Nils Solstad

Personal information
- Full name: Nils Arne Solstad
- Date of birth: 27 July 1963 (age 63)
- Height: 1.82 m (6 ft 0 in)
- Position: Defender

Youth career
- Fløya

Senior career*
- Years: Team / Apps / (Gls)
- 1980: Fløya / 1 / (0)
- 1981–1993: Tromsø
- 1997: Porsanger

Managerial career
- 1997: Porsanger
- 1999–2000: Tromsø (assistant, junior)
- 2000: Skarp
- 2002: Skarp
- Tromsø (scout)

= Nils Solstad =

Norwegian footballer (born 1963)

Nils Solstad (born 27 July 1963) is a retired Norwegian football defender.
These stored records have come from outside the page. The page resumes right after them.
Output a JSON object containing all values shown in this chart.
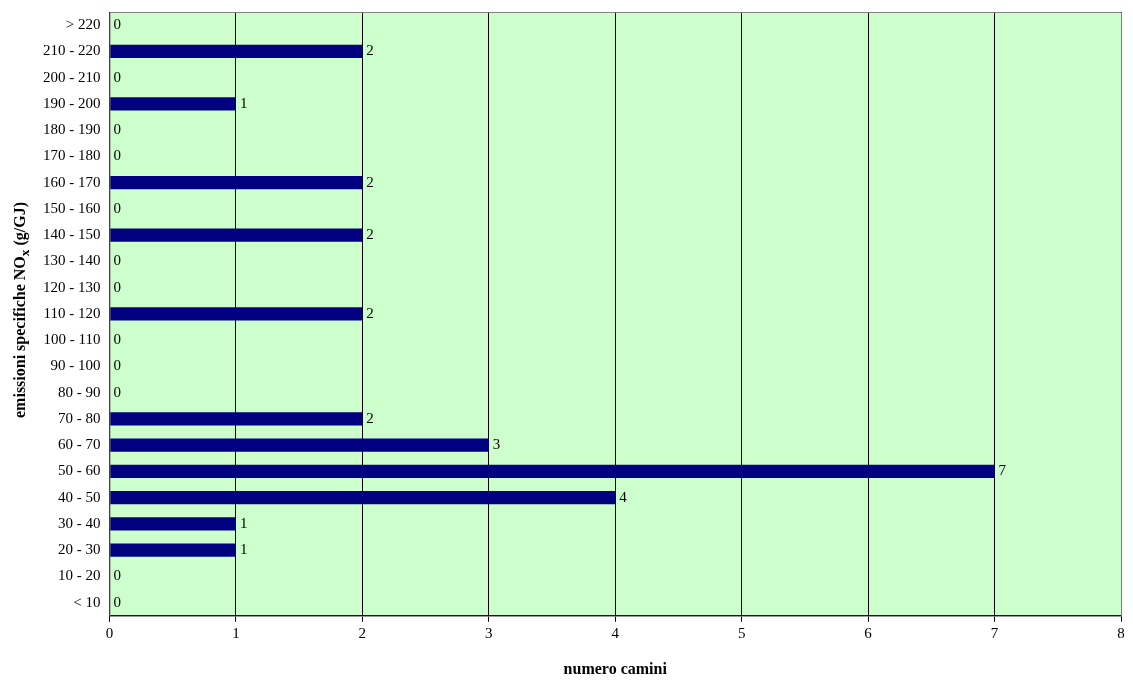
{
  "chart_data": {
    "type": "bar",
    "orientation": "horizontal",
    "xlabel": "numero camini",
    "ylabel": "emissioni specifiche NO$_{x}$ (g/GJ)",
    "categories": [
      "> 220",
      "210 - 220",
      "200 - 210",
      "190 - 200",
      "180 - 190",
      "170 - 180",
      "160 - 170",
      "150 - 160",
      "140 - 150",
      "130 - 140",
      "120 - 130",
      "110 - 120",
      "100 - 110",
      "90 - 100",
      "80 - 90",
      "70 - 80",
      "60 - 70",
      "50 - 60",
      "40 - 50",
      "30 - 40",
      "20 - 30",
      "10 - 20",
      "< 10"
    ],
    "values": [
      0,
      2,
      0,
      1,
      0,
      0,
      2,
      0,
      2,
      0,
      0,
      2,
      0,
      0,
      0,
      2,
      3,
      7,
      4,
      1,
      1,
      0,
      0
    ],
    "color": "#000080",
    "xlim": [
      0,
      8
    ],
    "xticks": [
      0,
      1,
      2,
      3,
      4,
      5,
      6,
      7,
      8
    ],
    "grid": "x",
    "data_labels": true,
    "legend": false
  }
}
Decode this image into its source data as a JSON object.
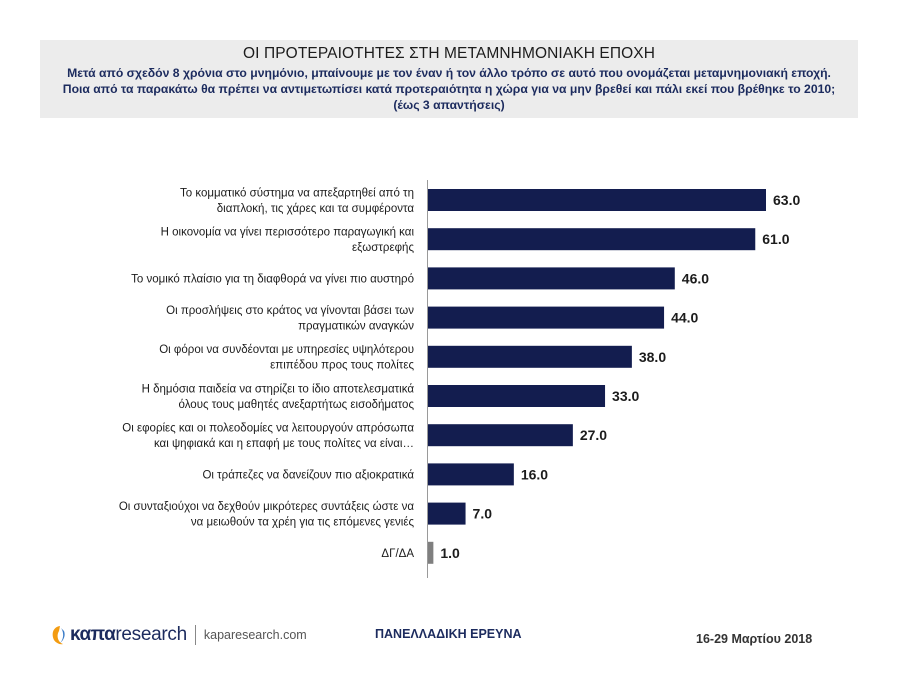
{
  "header": {
    "title": "ΟΙ ΠΡΟΤΕΡΑΙΟΤΗΤΕΣ ΣΤΗ ΜΕΤΑΜΝΗΜΟΝΙΑΚΗ ΕΠΟΧΗ",
    "subtitle": "Μετά από σχεδόν 8 χρόνια στο μνημόνιο, μπαίνουμε με τον έναν ή τον άλλο τρόπο σε αυτό που ονομάζεται μεταμνημονιακή εποχή. Ποια από τα παρακάτω θα πρέπει να αντιμετωπίσει κατά προτεραιότητα η χώρα για να μην βρεθεί και πάλι εκεί που βρέθηκε το 2010; (έως 3 απαντήσεις)"
  },
  "chart_data": {
    "type": "bar",
    "orientation": "horizontal",
    "title": "",
    "xlabel": "",
    "ylabel": "",
    "xlim": [
      0,
      63
    ],
    "grid": false,
    "legend": "none",
    "categories": [
      [
        "Το κομματικό σύστημα να απεξαρτηθεί από τη",
        "διαπλοκή, τις χάρες και τα συμφέροντα"
      ],
      [
        "Η οικονομία να γίνει περισσότερο παραγωγική και",
        "εξωστρεφής"
      ],
      [
        "Το νομικό πλαίσιο για τη διαφθορά να γίνει πιο αυστηρό"
      ],
      [
        "Οι προσλήψεις στο κράτος να γίνονται βάσει των",
        "πραγματικών αναγκών"
      ],
      [
        "Οι φόροι να συνδέονται με υπηρεσίες υψηλότερου",
        "επιπέδου προς τους πολίτες"
      ],
      [
        "Η δημόσια παιδεία να στηρίζει το ίδιο αποτελεσματικά",
        "όλους τους μαθητές ανεξαρτήτως εισοδήματος"
      ],
      [
        "Οι εφορίες και οι πολεοδομίες να λειτουργούν απρόσωπα",
        "και ψηφιακά και η επαφή με τους πολίτες να είναι…"
      ],
      [
        "Οι τράπεζες να δανείζουν πιο αξιοκρατικά"
      ],
      [
        "Οι συνταξιούχοι να δεχθούν μικρότερες συντάξεις ώστε να",
        "να μειωθούν τα χρέη για τις επόμενες γενιές"
      ],
      [
        "ΔΓ/ΔΑ"
      ]
    ],
    "values": [
      63.0,
      61.0,
      46.0,
      44.0,
      38.0,
      33.0,
      27.0,
      16.0,
      7.0,
      1.0
    ],
    "value_labels": [
      "63.0",
      "61.0",
      "46.0",
      "44.0",
      "38.0",
      "33.0",
      "27.0",
      "16.0",
      "7.0",
      "1.0"
    ],
    "colors": {
      "bar": "#131d4f",
      "bar_last": "#7f7f7f"
    }
  },
  "footer": {
    "logo_kapa": "καπα",
    "logo_research": "research",
    "url": "kaparesearch.com",
    "survey": "ΠΑΝΕΛΛΑΔΙΚΗ ΕΡΕΥΝΑ",
    "date": "16-29 Μαρτίου 2018"
  }
}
Hailing from Mortensnes in Tromsø, Solstad played youth football for IF Fløya and got one senior match before moving to Tromsø IL in 1981. He made his debut in 1982 and became a stalwart until his retirement after the 1993 season. He helped win the 1986 Norwegian Football Cup.
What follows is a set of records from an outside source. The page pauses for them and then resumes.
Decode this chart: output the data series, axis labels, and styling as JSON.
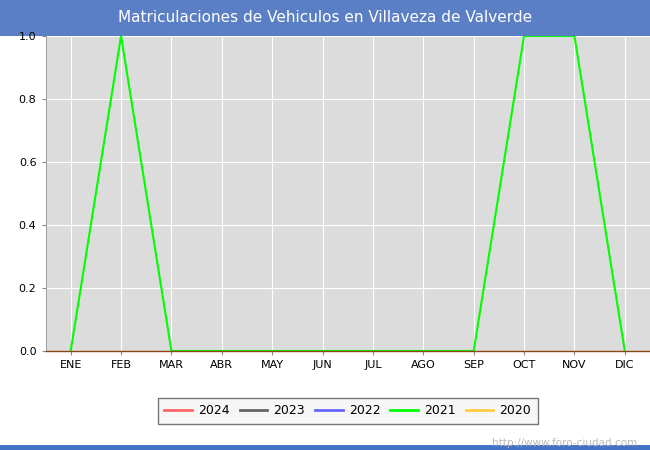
{
  "title": "Matriculaciones de Vehiculos en Villaveza de Valverde",
  "title_bg_color": "#5b7fc4",
  "title_text_color": "#ffffff",
  "plot_bg_color": "#dcdcdc",
  "fig_bg_color": "#ffffff",
  "months": [
    "ENE",
    "FEB",
    "MAR",
    "ABR",
    "MAY",
    "JUN",
    "JUL",
    "AGO",
    "SEP",
    "OCT",
    "NOV",
    "DIC"
  ],
  "ylim": [
    0.0,
    1.0
  ],
  "yticks": [
    0.0,
    0.2,
    0.4,
    0.6,
    0.8,
    1.0
  ],
  "series": {
    "2024": {
      "color": "#ff6666",
      "data": [
        null,
        null,
        null,
        null,
        null,
        null,
        null,
        null,
        null,
        null,
        null,
        null
      ]
    },
    "2023": {
      "color": "#666666",
      "data": [
        null,
        null,
        null,
        null,
        null,
        null,
        null,
        null,
        null,
        null,
        null,
        null
      ]
    },
    "2022": {
      "color": "#6666ff",
      "data": [
        null,
        null,
        null,
        null,
        null,
        null,
        null,
        null,
        null,
        null,
        null,
        null
      ]
    },
    "2021": {
      "color": "#00ff00",
      "data": [
        0.0,
        1.0,
        0.0,
        0.0,
        0.0,
        0.0,
        0.0,
        0.0,
        0.0,
        1.0,
        1.0,
        0.0
      ]
    },
    "2020": {
      "color": "#ffcc44",
      "data": [
        null,
        null,
        null,
        null,
        null,
        null,
        null,
        null,
        null,
        null,
        null,
        null
      ]
    }
  },
  "legend_order": [
    "2024",
    "2023",
    "2022",
    "2021",
    "2020"
  ],
  "watermark": "http://www.foro-ciudad.com",
  "watermark_color": "#bbbbbb",
  "grid_color": "#ffffff",
  "bottom_border_color": "#8B4513"
}
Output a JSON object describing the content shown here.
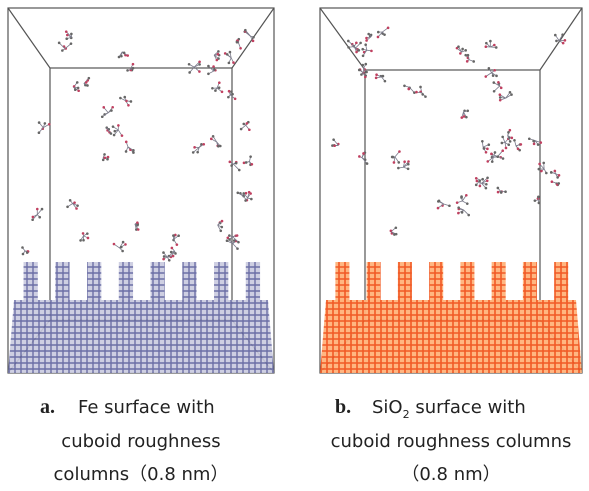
{
  "panels": [
    {
      "label": "a.",
      "caption_lines": [
        "Fe surface with",
        "cuboid roughness",
        "columns（0.8 nm）"
      ]
    },
    {
      "label": "b.",
      "caption_lines": [
        "SiO",
        "2",
        " surface with",
        "cuboid roughness columns",
        "（0.8 nm）"
      ]
    }
  ]
}
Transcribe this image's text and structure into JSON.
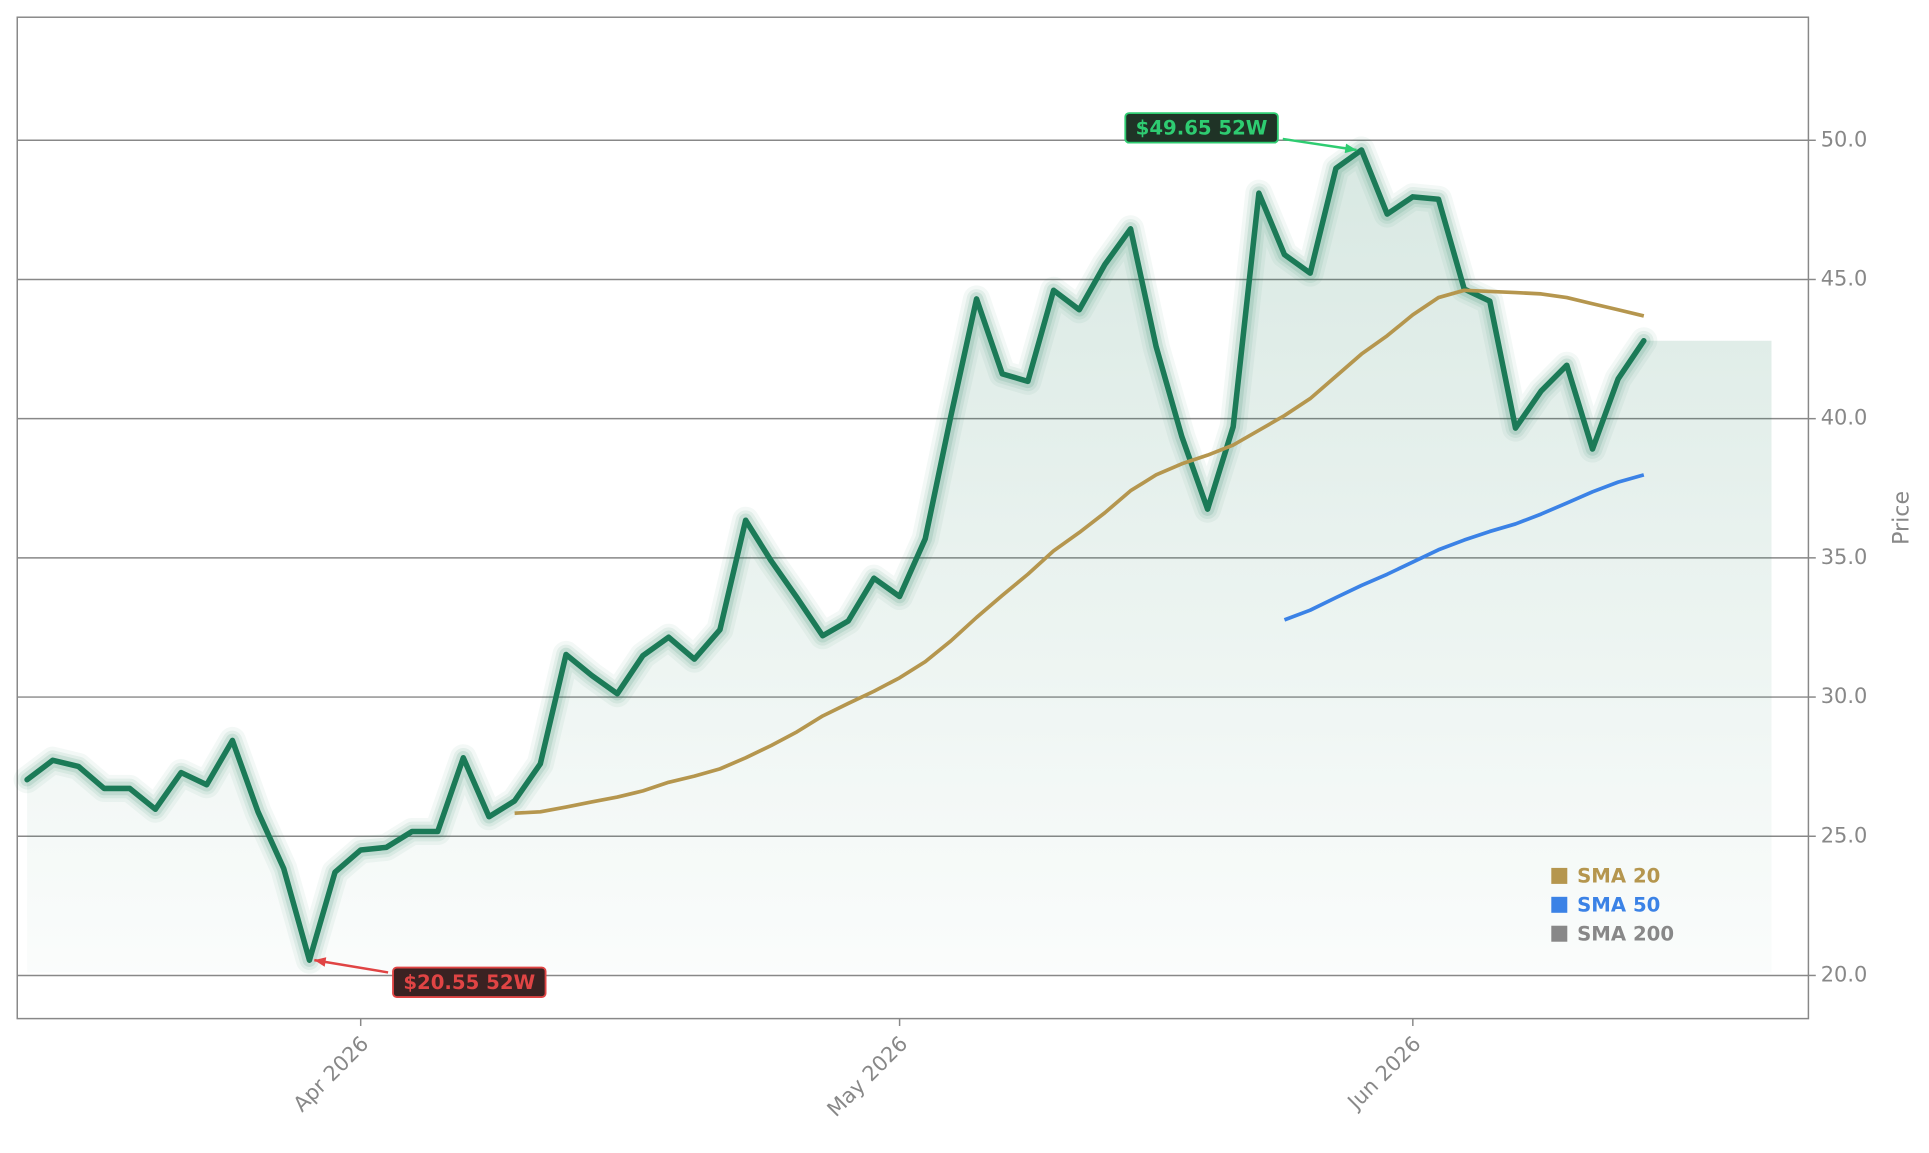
{
  "chart_data": {
    "type": "line",
    "y_axis_label": "Price",
    "categories": [
      null,
      null,
      null,
      null,
      null,
      null,
      null,
      null,
      null,
      null,
      null,
      null,
      null,
      "Apr 2026",
      null,
      null,
      null,
      null,
      null,
      null,
      null,
      null,
      null,
      null,
      null,
      null,
      null,
      null,
      null,
      null,
      null,
      null,
      null,
      null,
      "May 2026",
      null,
      null,
      null,
      null,
      null,
      null,
      null,
      null,
      null,
      null,
      null,
      null,
      null,
      null,
      null,
      null,
      null,
      null,
      null,
      "Jun 2026",
      null,
      null,
      null,
      null,
      null,
      null,
      null,
      null,
      null
    ],
    "series": [
      {
        "name": "Price",
        "color": "#1b7a57",
        "values": [
          27.03,
          27.73,
          27.51,
          26.72,
          26.72,
          25.97,
          27.29,
          26.85,
          28.44,
          25.88,
          23.84,
          20.55,
          23.71,
          24.51,
          24.6,
          25.17,
          25.17,
          27.82,
          25.7,
          26.27,
          27.6,
          31.53,
          30.78,
          30.12,
          31.49,
          32.15,
          31.36,
          32.42,
          36.35,
          34.89,
          33.57,
          32.2,
          32.73,
          34.27,
          33.61,
          35.69,
          40.11,
          44.3,
          41.61,
          41.34,
          44.61,
          43.91,
          45.54,
          46.82,
          42.58,
          39.35,
          36.75,
          39.71,
          48.1,
          45.89,
          45.23,
          48.99,
          49.65,
          47.35,
          47.97,
          47.88,
          44.66,
          44.22,
          39.66,
          40.99,
          41.92,
          38.91,
          41.43,
          42.8
        ]
      },
      {
        "name": "SMA 20",
        "color": "#b5964e",
        "values": [
          null,
          null,
          null,
          null,
          null,
          null,
          null,
          null,
          null,
          null,
          null,
          null,
          null,
          null,
          null,
          null,
          null,
          null,
          null,
          25.83,
          25.88,
          26.05,
          26.23,
          26.41,
          26.63,
          26.94,
          27.16,
          27.42,
          27.82,
          28.26,
          28.75,
          29.32,
          29.77,
          30.21,
          30.69,
          31.27,
          32.02,
          32.86,
          33.65,
          34.41,
          35.25,
          35.91,
          36.62,
          37.41,
          37.98,
          38.38,
          38.69,
          39.05,
          39.58,
          40.11,
          40.72,
          41.52,
          42.32,
          42.98,
          43.73,
          44.35,
          44.61,
          44.57,
          44.53,
          44.48,
          44.35,
          44.13,
          43.91,
          43.69
        ]
      },
      {
        "name": "SMA 50",
        "color": "#3b82e6",
        "values": [
          null,
          null,
          null,
          null,
          null,
          null,
          null,
          null,
          null,
          null,
          null,
          null,
          null,
          null,
          null,
          null,
          null,
          null,
          null,
          null,
          null,
          null,
          null,
          null,
          null,
          null,
          null,
          null,
          null,
          null,
          null,
          null,
          null,
          null,
          null,
          null,
          null,
          null,
          null,
          null,
          null,
          null,
          null,
          null,
          null,
          null,
          null,
          null,
          null,
          32.77,
          33.12,
          33.57,
          34.01,
          34.41,
          34.85,
          35.29,
          35.64,
          35.95,
          36.22,
          36.57,
          36.97,
          37.37,
          37.72,
          37.98
        ]
      },
      {
        "name": "SMA 200",
        "color": "#888888",
        "values": [
          null,
          null,
          null,
          null,
          null,
          null,
          null,
          null,
          null,
          null,
          null,
          null,
          null,
          null,
          null,
          null,
          null,
          null,
          null,
          null,
          null,
          null,
          null,
          null,
          null,
          null,
          null,
          null,
          null,
          null,
          null,
          null,
          null,
          null,
          null,
          null,
          null,
          null,
          null,
          null,
          null,
          null,
          null,
          null,
          null,
          null,
          null,
          null,
          null,
          null,
          null,
          null,
          null,
          null,
          null,
          null,
          null,
          null,
          null,
          null,
          null,
          null,
          null,
          null
        ]
      }
    ],
    "ylim": [
      18.45,
      54.42
    ],
    "yticks": [
      {
        "value": 20,
        "label": "20.0"
      },
      {
        "value": 25,
        "label": "25.0"
      },
      {
        "value": 30,
        "label": "30.0"
      },
      {
        "value": 35,
        "label": "35.0"
      },
      {
        "value": 40,
        "label": "40.0"
      },
      {
        "value": 45,
        "label": "45.0"
      },
      {
        "value": 50,
        "label": "50.0"
      }
    ],
    "grid": true,
    "legend": "lower right",
    "annotations": [
      {
        "value": 49.65,
        "label": "$49.65 52W",
        "color": "#2ecc71",
        "box_color": "#1f3326"
      },
      {
        "value": 20.55,
        "label": "$20.55 52W",
        "color": "#e04444",
        "box_color": "#3a2222"
      }
    ]
  }
}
In 1997 he was player-manager of Porsanger IL. He later coached Tromsø IL's junior team and IF Skarp in two terms, first in the latter half of 2000 together with Trond Johansen, then in 2002 until he resigned in August that year. He returned to Tromsø IL and their scouting program Barents Fotball Academy.